Why Apple Pie From A Bakery Always Tastes Better Than Homemade
With the exception of expert-level home bakers, plenty of goodies are typically just going to taste better when you leave them to the pros. The good old American icon, apple pie, is a fantastic example, even as simple as it seems to toss together in your own kitchen. An expertly prepared pie's apples just seem juicier, its crust more golden, and its whole composition as polished as it is delicious. But that doesn't mean you can't nab some of those same qualities for your next effort. Chowhound sliced into the details with Michelle Palazzo, executive pastry chef at Frenchette in New York City to find out how.
"The best way to elevate your apple pie is to use high quality ingredients," Palazzo says. Fortunately, while the best apples aren't bottom of the barrel cheap, they won't rival anything like the super expensive chocolate varieties you might see used in some other desserts. "I look for crisp, dry, and firm apples, something like a cosmic crisp or a honeycrisp," Palazzo says. She also mixes the apple filling in advance and lets it sit overnight so the apples can expel some of their water. "This creates a more apple-forward pie filling and helps prevent a soggy bottom crust," she explains.
Butter up(grade) your pie dough for the best crust
Michelle Palazzo tells us she counts the crust as the pie's premier component, and since said crust is mostly made of fat and flour, you could also consider butter the most important part of the crust. Palazzo likes European-style Plugrà in particular. "With 82% butterfat, higher than traditional American butters, it gives you a flakier crust and deeper buttery flavor," she notes. Plugrà also came in second in our ranking of grocery store butter brands with Kerrygold taking the top spot. With around the same amount of butterfat, either could improve your pie crusts rather than some of the options farther down the list.

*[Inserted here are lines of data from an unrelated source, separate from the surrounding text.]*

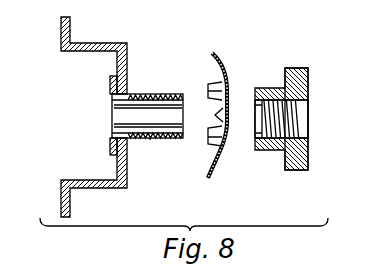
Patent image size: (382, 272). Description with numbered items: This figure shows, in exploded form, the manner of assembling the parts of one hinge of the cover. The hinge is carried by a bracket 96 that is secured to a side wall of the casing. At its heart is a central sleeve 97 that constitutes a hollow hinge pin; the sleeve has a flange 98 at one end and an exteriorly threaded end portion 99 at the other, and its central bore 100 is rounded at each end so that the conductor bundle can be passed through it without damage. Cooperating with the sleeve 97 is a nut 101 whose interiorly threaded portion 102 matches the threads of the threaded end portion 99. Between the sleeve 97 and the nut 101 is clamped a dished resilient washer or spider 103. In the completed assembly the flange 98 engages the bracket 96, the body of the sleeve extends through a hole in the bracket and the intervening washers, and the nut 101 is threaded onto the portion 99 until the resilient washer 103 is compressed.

The bracket 96 is at (127, 48).
The central sleeve 97 is at (139, 91).
The flange 98 is at (110, 83).
The exteriorly threaded end portion 99 is at (155, 139).
The central bore 100 is at (112, 121).
The nut 101 is at (303, 97).
The interiorly threaded portion 102 is at (318, 119).
The dished resilient washer 103 is at (232, 101).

A lot of recipes are probably going to turn out fine regardless of whether you use salted or unsalted butter but check your recipe instructions in advance and plan accordingly. If you have both on hand and zero guidance, opt for unsalted, particularly if salt makes an appearance elsewhere in the preparation. Though salt can enhance fruit's sweetness, it could lead to too much saltiness, which, let's face it, is an almost impossible task to walk back.